Disparition de Lina: trois mois après, un groupe de volontaires continue de rechercher l'adolescente
Victoire et Stéphanie* n'ont jamais arrêté les recherches. Depuis la battue citoyenne du 26 septembre, qui avait rassemblé près de 380 personnes, ce couple d'amies (accompagné habituellement de Rachelle*) sillonne les sentiers des bois aux alentours de Plaine.
"On est maman aussi"
Depuis quelques semaines, leurs recherches se concentrent dans la forêt de Saint-Blaise-la-Roche, la commune du Bas-Rhin où Lina devait prendre son train en direction de Strasbourg, avant de disparaître.
"On sent qu'elle n'est pas loin. Elle est dans le coin, faut qu'on la trouve", lancent-elles au micro de BFM Alsace.
Même trois mois après la disparition, Victoire, mère de famille qui approche de la soixantaine, ne perd pas espoir. Pourtant elle ne connaît personnellement ni Lina ni sa famille. Lorsqu'on les questionne elle et son amie sur leur motivation, toutes deux répondent d'une même voix: "On est maman aussi, si notre enfant venait à disparaître, on aimerait que quelqu'un le cherche."
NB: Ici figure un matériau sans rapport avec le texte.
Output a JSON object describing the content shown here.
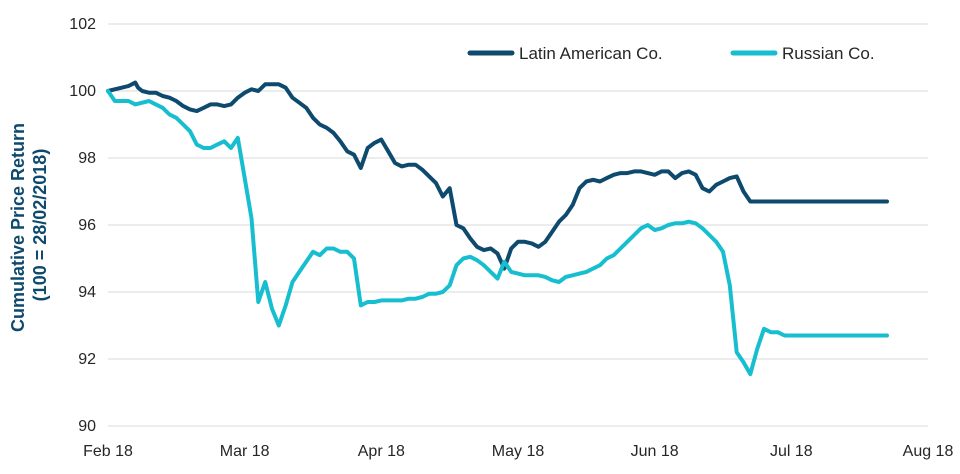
{
  "chart_data": {
    "type": "line",
    "title": "",
    "xlabel": "",
    "ylabel": "Cumulative Price Return",
    "ylabel_sub": "(100 = 28/02/2018)",
    "ylim": [
      90,
      102
    ],
    "yticks": [
      90,
      92,
      94,
      96,
      98,
      100,
      102
    ],
    "x_range": [
      0,
      6
    ],
    "xticks": [
      {
        "x": 0,
        "label": "Feb 18"
      },
      {
        "x": 1,
        "label": "Mar 18"
      },
      {
        "x": 2,
        "label": "Apr 18"
      },
      {
        "x": 3,
        "label": "May 18"
      },
      {
        "x": 4,
        "label": "Jun 18"
      },
      {
        "x": 5,
        "label": "Jul 18"
      },
      {
        "x": 6,
        "label": "Aug 18"
      }
    ],
    "grid": true,
    "legend_position": "top-right",
    "series": [
      {
        "name": "Latin American Co.",
        "color": "#0e4a6e",
        "x": [
          0,
          0.05,
          0.1,
          0.15,
          0.2,
          0.22,
          0.25,
          0.3,
          0.35,
          0.4,
          0.45,
          0.5,
          0.55,
          0.6,
          0.65,
          0.7,
          0.75,
          0.8,
          0.85,
          0.9,
          0.95,
          1.0,
          1.05,
          1.1,
          1.15,
          1.2,
          1.25,
          1.3,
          1.35,
          1.4,
          1.45,
          1.5,
          1.55,
          1.6,
          1.65,
          1.7,
          1.75,
          1.8,
          1.85,
          1.9,
          1.95,
          2.0,
          2.05,
          2.1,
          2.15,
          2.2,
          2.25,
          2.3,
          2.35,
          2.4,
          2.45,
          2.5,
          2.55,
          2.6,
          2.65,
          2.7,
          2.75,
          2.8,
          2.85,
          2.9,
          2.95,
          3.0,
          3.05,
          3.1,
          3.15,
          3.2,
          3.25,
          3.3,
          3.35,
          3.4,
          3.45,
          3.5,
          3.55,
          3.6,
          3.65,
          3.7,
          3.75,
          3.8,
          3.85,
          3.9,
          3.95,
          4.0,
          4.05,
          4.1,
          4.15,
          4.2,
          4.25,
          4.3,
          4.35,
          4.4,
          4.45,
          4.5,
          4.55,
          4.6,
          4.65,
          4.7,
          4.75,
          4.8,
          4.85,
          4.9,
          4.95,
          5.0,
          5.05,
          5.1,
          5.15,
          5.2,
          5.25,
          5.3,
          5.35,
          5.4,
          5.45,
          5.5,
          5.55,
          5.6,
          5.65,
          5.7
        ],
        "values": [
          100.0,
          100.05,
          100.1,
          100.15,
          100.25,
          100.1,
          100.0,
          99.95,
          99.95,
          99.85,
          99.8,
          99.7,
          99.55,
          99.45,
          99.4,
          99.5,
          99.6,
          99.6,
          99.55,
          99.6,
          99.8,
          99.95,
          100.05,
          100.0,
          100.2,
          100.2,
          100.2,
          100.1,
          99.8,
          99.65,
          99.5,
          99.2,
          99.0,
          98.9,
          98.75,
          98.5,
          98.2,
          98.1,
          97.7,
          98.3,
          98.45,
          98.55,
          98.2,
          97.85,
          97.75,
          97.8,
          97.8,
          97.65,
          97.45,
          97.25,
          96.85,
          97.1,
          96.0,
          95.9,
          95.6,
          95.35,
          95.25,
          95.3,
          95.15,
          94.7,
          95.3,
          95.5,
          95.5,
          95.45,
          95.35,
          95.5,
          95.8,
          96.1,
          96.3,
          96.6,
          97.1,
          97.3,
          97.35,
          97.3,
          97.4,
          97.5,
          97.55,
          97.55,
          97.6,
          97.6,
          97.55,
          97.5,
          97.6,
          97.6,
          97.4,
          97.55,
          97.6,
          97.5,
          97.1,
          97.0,
          97.2,
          97.3,
          97.4,
          97.45,
          97.0,
          96.7,
          96.7,
          96.7,
          96.7,
          96.7,
          96.7,
          96.7,
          96.7,
          96.7,
          96.7,
          96.7,
          96.7,
          96.7,
          96.7,
          96.7,
          96.7,
          96.7,
          96.7,
          96.7,
          96.7,
          96.7
        ]
      },
      {
        "name": "Russian Co.",
        "color": "#17becf",
        "x": [
          0,
          0.05,
          0.1,
          0.15,
          0.2,
          0.25,
          0.3,
          0.35,
          0.4,
          0.45,
          0.5,
          0.55,
          0.6,
          0.65,
          0.7,
          0.75,
          0.8,
          0.85,
          0.9,
          0.95,
          1.0,
          1.05,
          1.1,
          1.15,
          1.2,
          1.25,
          1.3,
          1.35,
          1.4,
          1.45,
          1.5,
          1.55,
          1.6,
          1.65,
          1.7,
          1.75,
          1.8,
          1.85,
          1.9,
          1.95,
          2.0,
          2.05,
          2.1,
          2.15,
          2.2,
          2.25,
          2.3,
          2.35,
          2.4,
          2.45,
          2.5,
          2.55,
          2.6,
          2.65,
          2.7,
          2.75,
          2.8,
          2.85,
          2.9,
          2.95,
          3.0,
          3.05,
          3.1,
          3.15,
          3.2,
          3.25,
          3.3,
          3.35,
          3.4,
          3.45,
          3.5,
          3.55,
          3.6,
          3.65,
          3.7,
          3.75,
          3.8,
          3.85,
          3.9,
          3.95,
          4.0,
          4.05,
          4.1,
          4.15,
          4.2,
          4.25,
          4.3,
          4.35,
          4.4,
          4.45,
          4.5,
          4.55,
          4.6,
          4.65,
          4.7,
          4.75,
          4.8,
          4.85,
          4.9,
          4.95,
          5.0,
          5.05,
          5.1,
          5.15,
          5.2,
          5.25,
          5.3,
          5.35,
          5.4,
          5.45,
          5.5,
          5.55,
          5.6,
          5.65,
          5.7
        ],
        "values": [
          100.0,
          99.7,
          99.7,
          99.7,
          99.6,
          99.65,
          99.7,
          99.6,
          99.5,
          99.3,
          99.2,
          99.0,
          98.8,
          98.4,
          98.3,
          98.3,
          98.4,
          98.5,
          98.3,
          98.6,
          97.4,
          96.2,
          93.7,
          94.3,
          93.5,
          93.0,
          93.6,
          94.3,
          94.6,
          94.9,
          95.2,
          95.1,
          95.3,
          95.3,
          95.2,
          95.2,
          95.0,
          93.6,
          93.7,
          93.7,
          93.75,
          93.75,
          93.75,
          93.75,
          93.8,
          93.8,
          93.85,
          93.95,
          93.95,
          94.0,
          94.2,
          94.8,
          95.0,
          95.05,
          94.95,
          94.8,
          94.6,
          94.4,
          94.9,
          94.6,
          94.55,
          94.5,
          94.5,
          94.5,
          94.45,
          94.35,
          94.3,
          94.45,
          94.5,
          94.55,
          94.6,
          94.7,
          94.8,
          95.0,
          95.1,
          95.3,
          95.5,
          95.7,
          95.9,
          96.0,
          95.85,
          95.9,
          96.0,
          96.05,
          96.05,
          96.1,
          96.05,
          95.9,
          95.7,
          95.5,
          95.2,
          94.2,
          92.2,
          91.9,
          91.55,
          92.3,
          92.9,
          92.8,
          92.8,
          92.7,
          92.7,
          92.7,
          92.7,
          92.7,
          92.7,
          92.7,
          92.7,
          92.7,
          92.7,
          92.7,
          92.7,
          92.7,
          92.7,
          92.7,
          92.7
        ]
      }
    ]
  }
}
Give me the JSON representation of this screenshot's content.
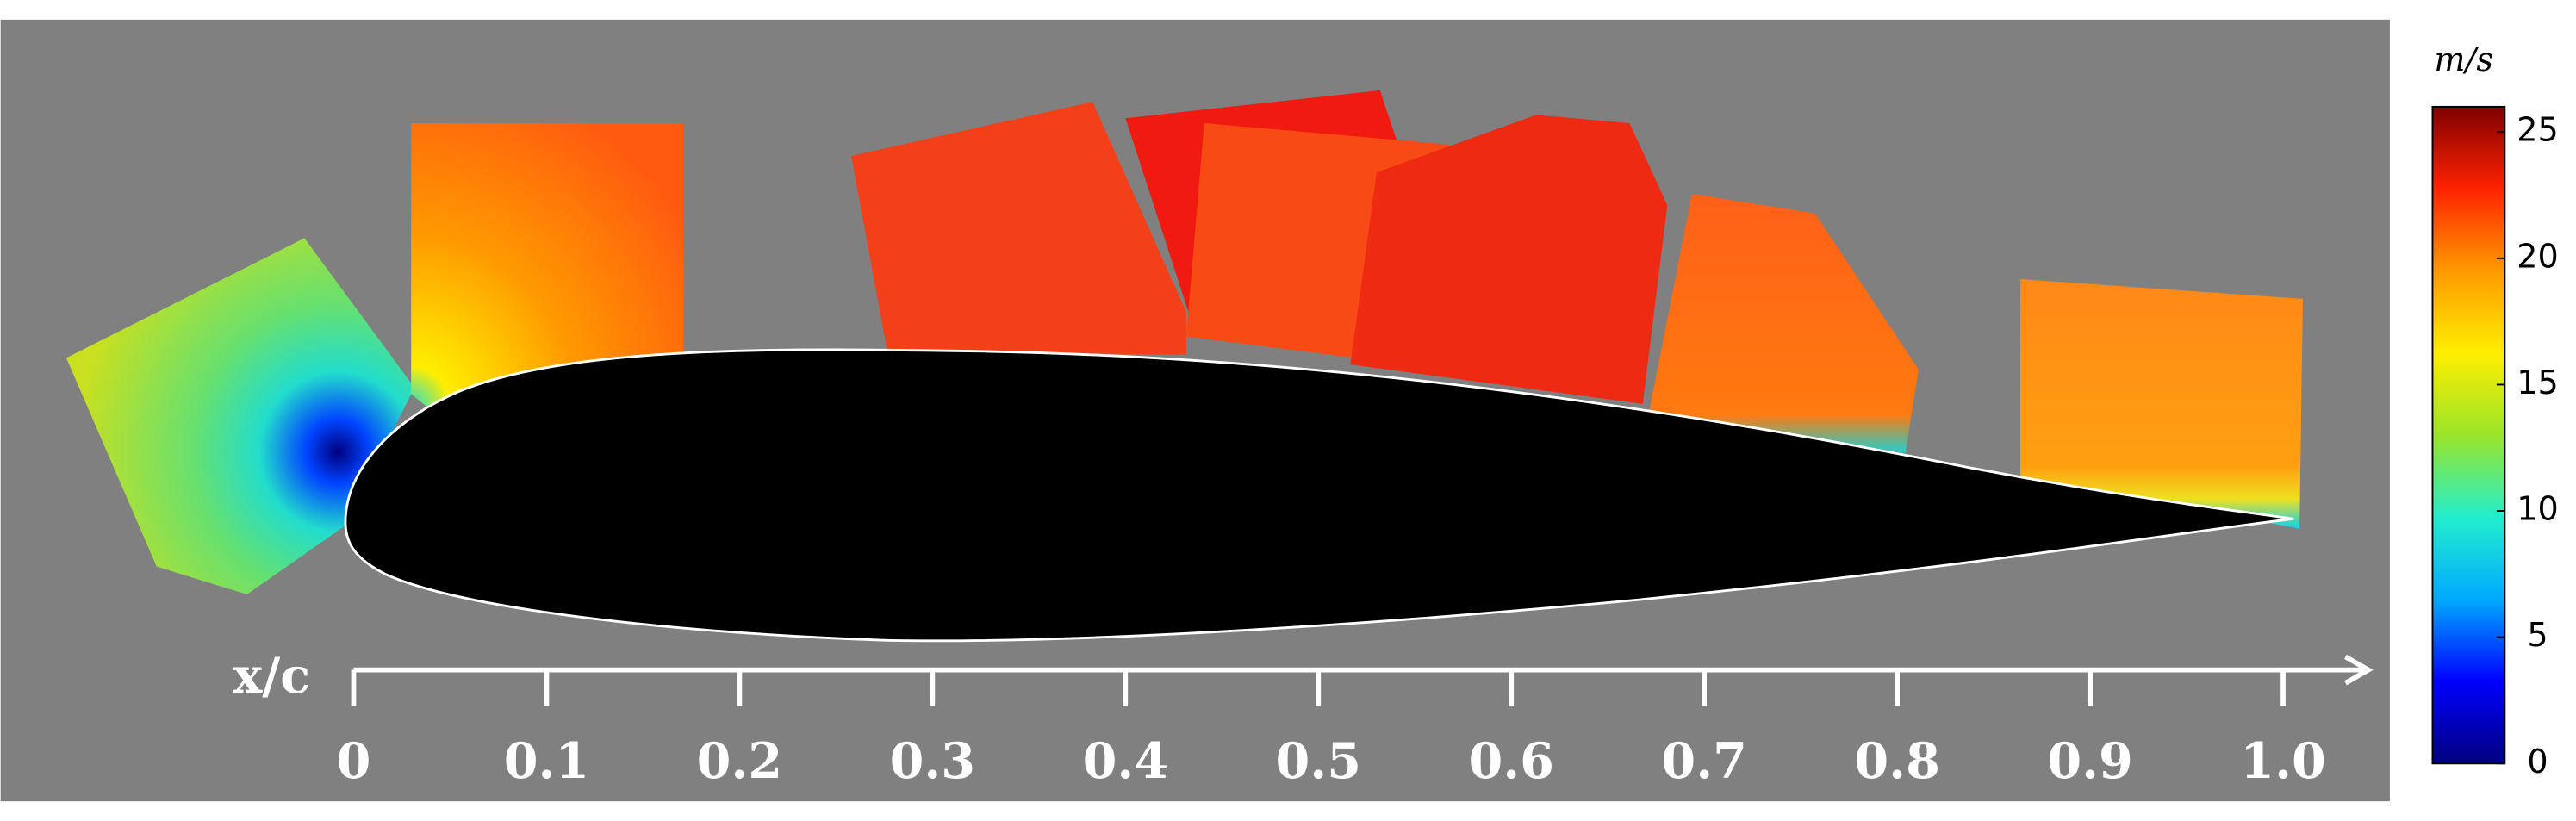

Équipée d'un pantalon treillis, de bottes de pluie et d'un sweat à capuche gris suppléé par une écharpe, Victoire enchaîne les cigarettes tout en grattant le moindre amas de bois qu'elle aperçoit, à l’aide de son bâton de marche. Stéphanie est une ancienne militaire réserviste. Contre la pluie glaciale de ce début de décembre, elle s'est vêtue d'un K-way rose, enfilé par-dessus un autre K-way vert.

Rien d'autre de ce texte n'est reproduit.